Edit: Support for concurrent mounts seems to be the main difference https://bitbucket.org/nikratio/s3ql/wiki/FAQ#!can-i-access-a...
One drawback to this design would be that many small files in the filesystem would translate to many small objects in S3 (with associated operations). One solution would be to put small objects right into the metadata log. Alternately they (or maybe all objects) could be put into a log-structured merge tree.
Another problem with this design is that S3 doesn't support append operations so sync latency would be bounded by client log flush intervals, again creating lots of small objects. Maybe the coordination service routes some of the data to manage this?

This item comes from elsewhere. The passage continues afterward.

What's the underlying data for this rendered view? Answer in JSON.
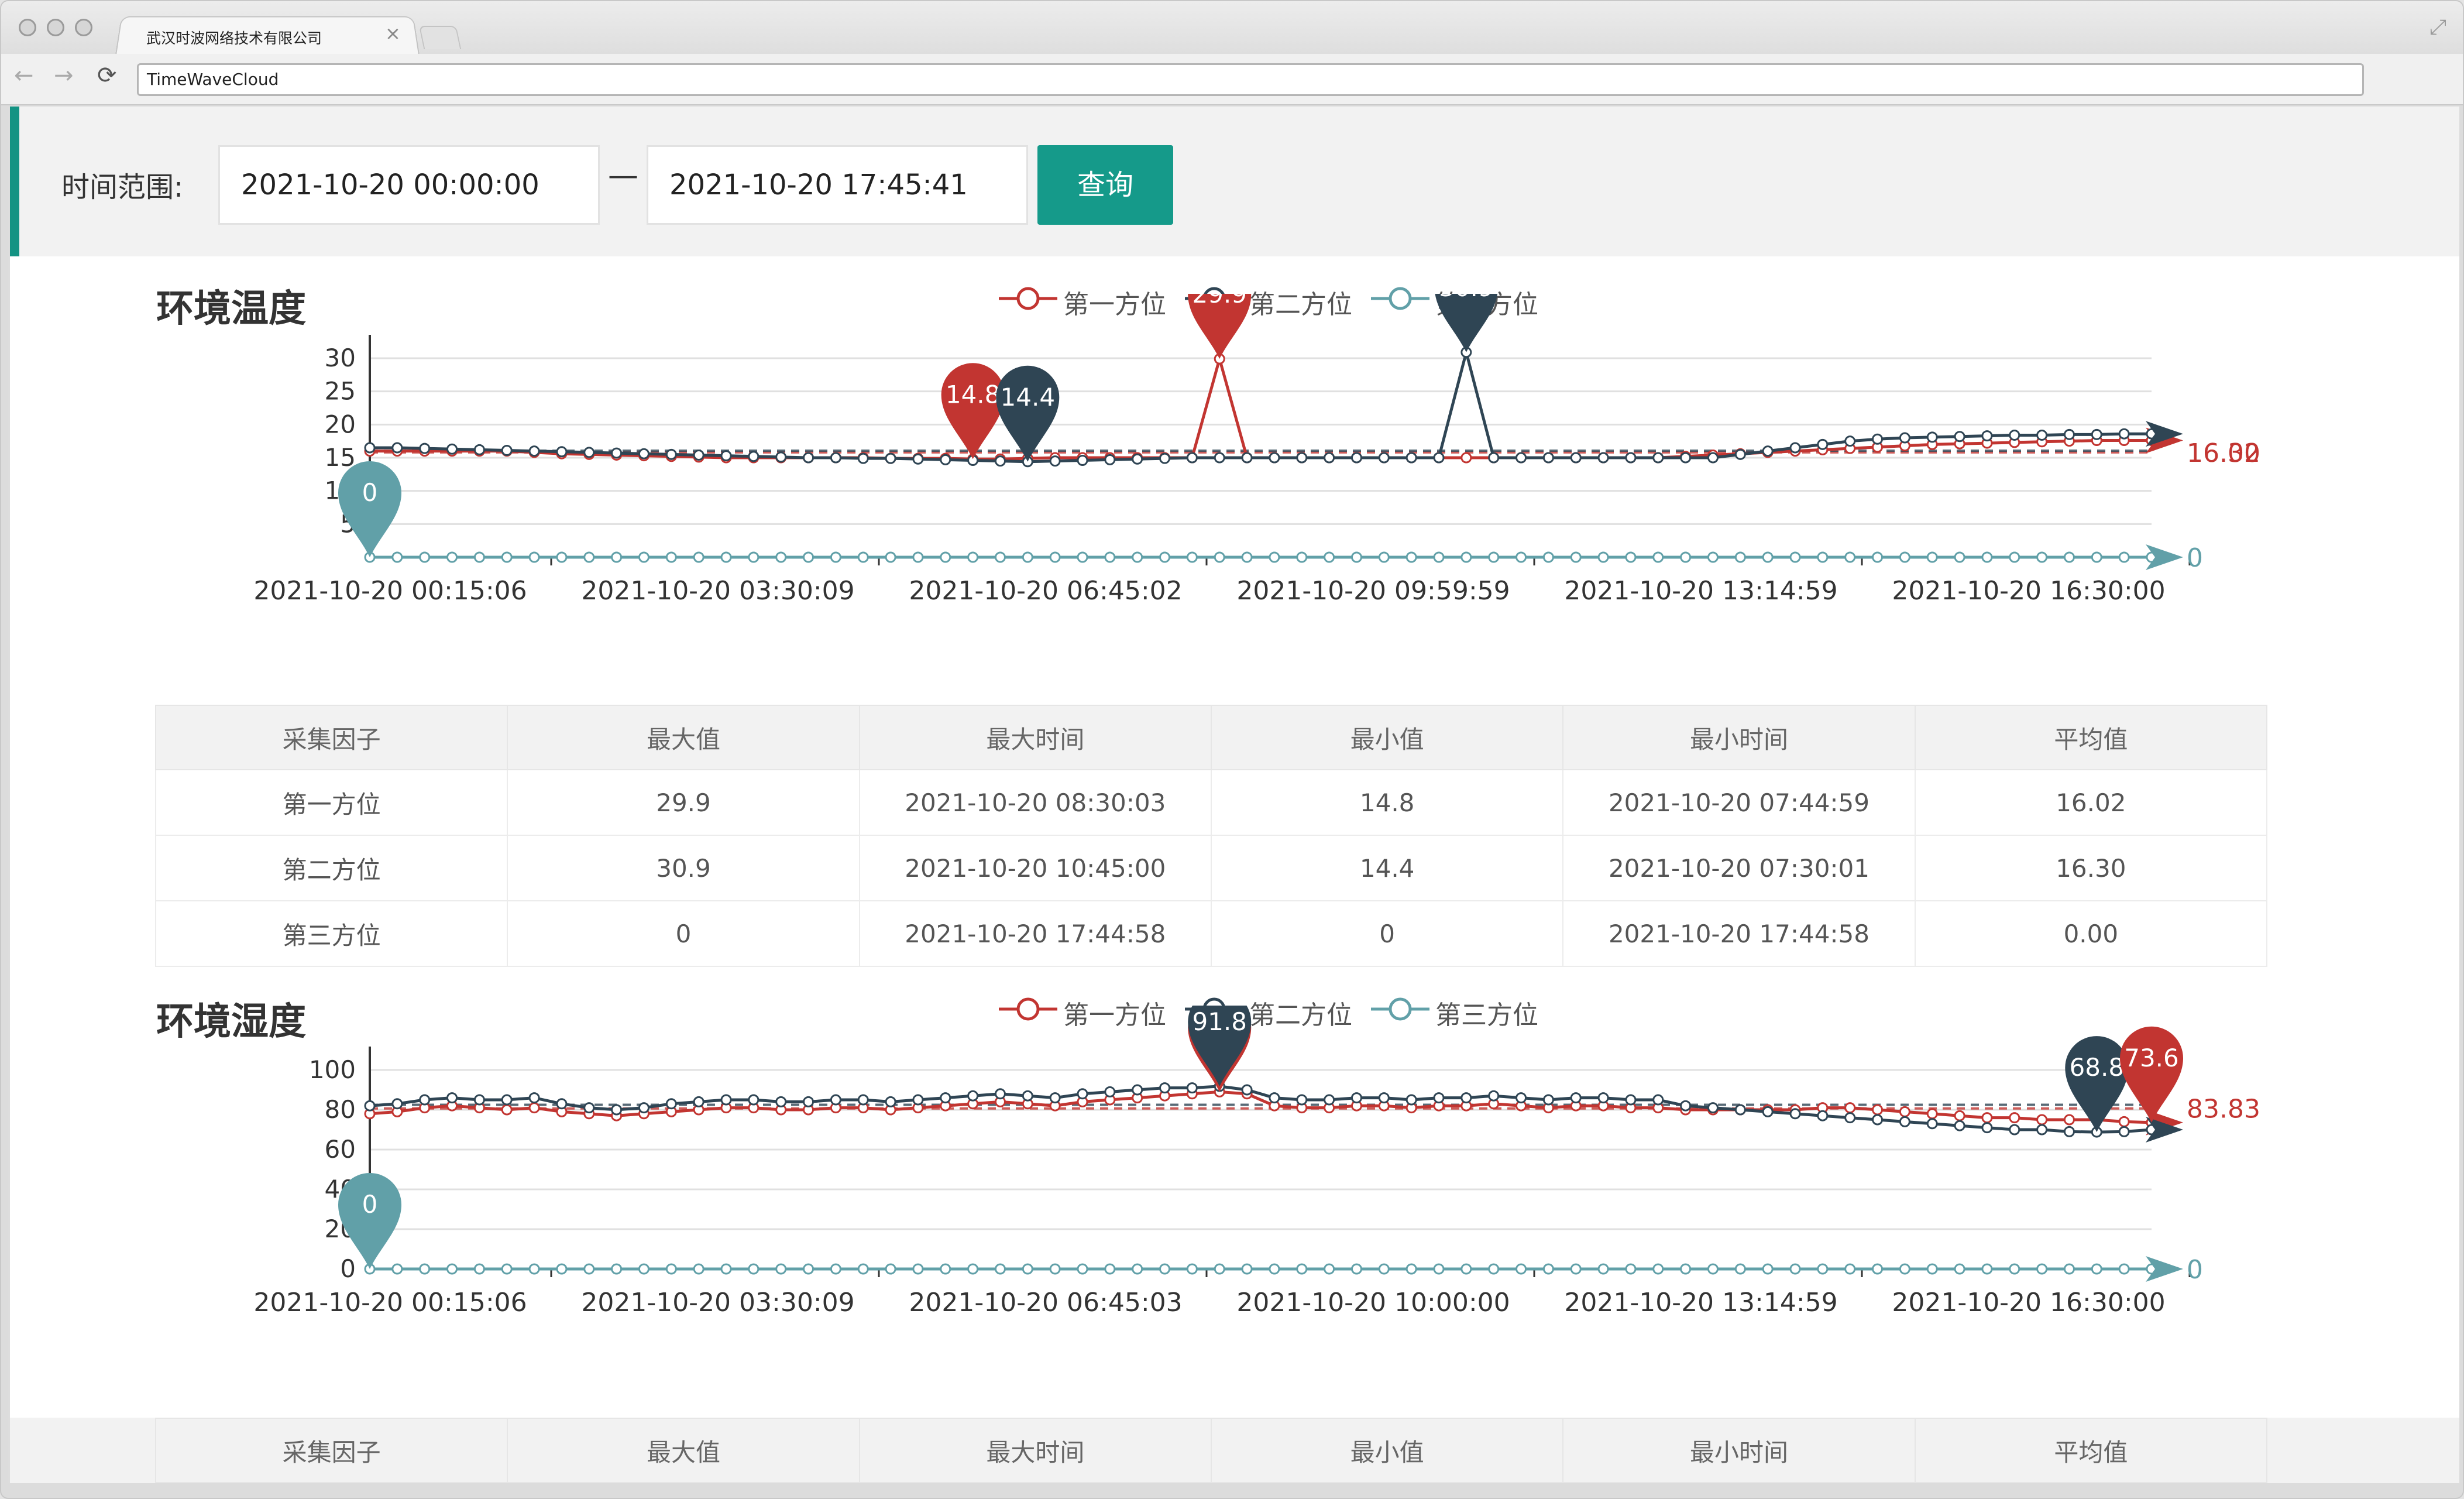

Anyway, really interesting design problem. Is this close?
It might just be a release timing thing, but what's the advantage of this over Amazon Elastic File System [1]? I see you've got a tagline on your signup No need to wait for EFS, are you planning a feature comparison or similar?
[1] https://aws.amazon.com/efs/
edit: derp. Turns out I should have read further!
How is ObjectiveFS different from Amazon EFS?
ObjectiveFS uses highly durable object stores (Amazon S3 and Google Cloud Storage) to store your files. Your data is accessible from all regions, your office and your laptops. Performance scales with your object store.
ObjectiveFS supports Linux and OS X and is running in production today.
Amazon EFS is NFS-based, with access to each file system limited to EC2 instances in the same region. It is not available today and will only be in limited preview for some customers in summer 2015. It will cost $0.30/GB and performance will scale with the number of GB stored.
https://objectivefs.com/faq#how-is-objectivefs-different-fro...
1. We have strong end-to-end integrity checks and encryption on by default.
2. Amazon EFS's performance is dependent on the filesystem size: larger filesystems include more iops.
We love to hear your feedback. Feel free to try it out. We will also be here to answer questions.
Mounting S3 lets you view the objects in a bucket, but it doesn't behave like a regular file system.
"large subset of POSIX including reading/writing files, directories, symlinks, mode, uid/gid, and extended attributes"
sounds like maybe they're just packaging s3fs-fuse and then charging for it "as a service"? they're extremely light on technical details.
ObjectiveFS is a log structured filesystem that we implemented completely from scratch. It is a POSIX filesystem and works with the existing Linux and OS X tools and software.
UPDATE: the website should be faster now.